The person would also have to contemplate in the process service variable that if they were not able to effectuate personal service, it would take about 4 to 5 days to effectuate substitute service between the attempts and the nailing and the mailing.

I do all my service using a professional process server. I serve the predicate notice and the petition with the process server, and my process server will generally say that if they are picking up the petitions on the first of the month, they do not want the court date until at least the 13th of the month. In our example, we would be in the court on the first date which in Nassau County’s district court would be the 14th November.

I go to court every day and we usually see the tenant appear without a lawyer on the first court date. The judges in landlord tenant court are very fair. Judges will often ask the tenant if they wanted to be screened for a volunteer lawyer, similar to a public defender. If the tenant wanted to be screened, the court would set an adjourn date. The adjourn date would usually be one to two weeks out but generally not more.

Whether or not the person got screened, the courts in Nassau County would generally push it out for one to two weeks. Assuming we got in at the 13th for the first appearance, then if there was no lawyer we would come back on the 27th of November. On that date if the tenant did not come in with the lawyer, I would ask  the court that the next date be marked final but there would not be much else I could do.

At that point, the judge who sits in district court Nassau would ask if we could reach a settlement, because they always try to push a settlement. It would be great if the tenant had a lawyer, but if they did not have a lawyer and I was not able to reach a settlement, then a trial date would be assigned. Nassau district court is about 4 to 5 weeks behind on trial dates, so if we went back on 27 November, we would be back during late December for the trial date, which would be 4 to 5 weeks later.

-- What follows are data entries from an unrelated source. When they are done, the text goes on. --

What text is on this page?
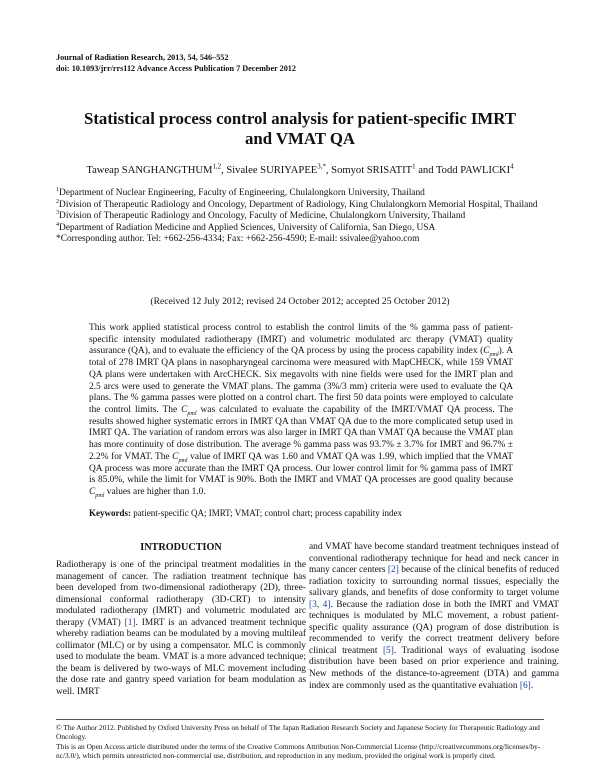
Journal of Radiation Research, 2013, 54, 546–552
doi: 10.1093/jrr/rrs112 Advance Access Publication 7 December 2012
Statistical process control analysis for patient-specific IMRT
and VMAT QA
Taweap SANGHANGTHUM$^{1,2}$, Sivalee $SURIYAPEE^{3,*}$, Somyot SRISATIT$^1$ and Todd PAWLICKI$^4$
$^1$Department of Nuclear Engineering, Faculty of Engineering, Chulalongkorn University, Thailand
$^2$Division of Therapeutic Radiology and Oncology, Department of Radiology, King Chulalongkorn Memorial Hospital, Thailand
$^3$Division of Therapeutic Radiology and Oncology, Faculty of Medicine, Chulalongkorn University, Thailand
$^4$Department of Radiation Medicine and Applied Sciences, University of California, San Diego, USA
*Corresponding author. Tel: +662-256-4334; Fax: +662-256-4590; E-mail: ssivalee@yahoo.com
(Received 12 July 2012; revised 24 October 2012; accepted 25 October 2012)
This work applied statistical process control to establish the control limits of the % gamma pass of patient-specific intensity modulated radiotherapy (IMRT) and volumetric modulated arc therapy (VMAT) quality assurance (QA), and to evaluate the efficiency of the QA process by using the process capability index $(C_{pml})$. A total of 278 IMRT QA plans in nasopharyngeal carcinoma were measured with MapCHECK, while 159 VMAT QA plans were undertaken with ArcCHECK. Six megavolts with nine fields were used for the IMRT plan and 2.5 arcs were used to generate the VMAT plans. The gamma (3%/3 mm) criteria were used to evaluate the QA plans. The % gamma passes were plotted on a control chart. The first 50 data points were employed to calculate the control limits. The $C_{pml}$ was calculated to evaluate the capability of the IMRT/VMAT QA process. The results showed higher systematic errors in IMRT QA than VMAT QA due to the more complicated setup used in IMRT QA. The variation of random errors was also larger in IMRT QA than VMAT QA because the VMAT plan has more continuity of dose distribution. The average % gamma pass was 93.7% ± 3.7% for IMRT and 96.7% ± 2.2% for VMAT. The $C_{pml}$ value of IMRT QA was 1.60 and VMAT QA was 1.99, which implied that the VMAT QA process was more accurate than the IMRT QA process. Our lower control limit for % gamma pass of IMRT is 85.0%, while the limit for VMAT is 90%. Both the IMRT and VMAT QA processes are good quality because $C_{pml}$ values are higher than 1.0.
Keywords: patient-specific QA; IMRT; VMAT; control chart; process capability index
INTRODUCTION
Radiotherapy is one of the principal treatment modalities in the management of cancer. The radiation treatment technique has been developed from two-dimensional radiotherapy (2D), three-dimensional conformal radiotherapy (3D-CRT) to intensity modulated radiotherapy (IMRT) and volumetric modulated arc therapy (VMAT) [1]. IMRT is an advanced treatment technique whereby radiation beams can be modulated by a moving multileaf collimator (MLC) or by using a compensator. MLC is commonly used to modulate the beam. VMAT is a more advanced technique; the beam is delivered by two-ways of MLC movement including the dose rate and gantry speed variation for beam modulation as well. IMRT
and VMAT have become standard treatment techniques instead of conventional radiotherapy technique for head and neck cancer in many cancer centers [2] because of the clinical benefits of reduced radiation toxicity to surrounding normal tissues, especially the salivary glands, and benefits of dose conformity to target volume [3, 4]. Because the radiation dose in both the IMRT and VMAT techniques is modulated by MLC movement, a robust patient-specific quality assurance (QA) program of dose distribution is recommended to verify the correct treatment delivery before clinical treatment [5]. Traditional ways of evaluating isodose distribution have been based on prior experience and training. New methods of the distance-to-agreement (DTA) and gamma index are commonly used as the quantitative evaluation [6].
© The Author 2012. Published by Oxford University Press on behalf of The Japan Radiation Research Society and Japanese Society for Therapeutic Radiology and Oncology.
This is an Open Access article distributed under the terms of the Creative Commons Attribution Non-Commercial License (http://creativecommons.org/licenses/by-nc/3.0/), which permits unrestricted non-commercial use, distribution, and reproduction in any medium, provided the original work is properly cited.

A trial would be a summary proceeding and it would usually take about an hour. The landlord and the tenant would both be put up to testify and there would generally not be much defense especially in a holdover. The only defense would be a defect in the predicate notice, the service of it or a defect in the petition or the defect in the service of the petition. Most judges will reserve their decisions, so then the parties would have to wait about 2 or 3 days for the decision.

If the landlord wins, they will have to draw an order for a judgment of possession. If they got a money judgment, they would have to ask for money in that judgment and then they would also have draw a warrant of eviction that would be submitted to the court and then the court would take about a week or two to sign them and send them back. At this point we would be entering the beginning of January whereas we had started on October 23rd.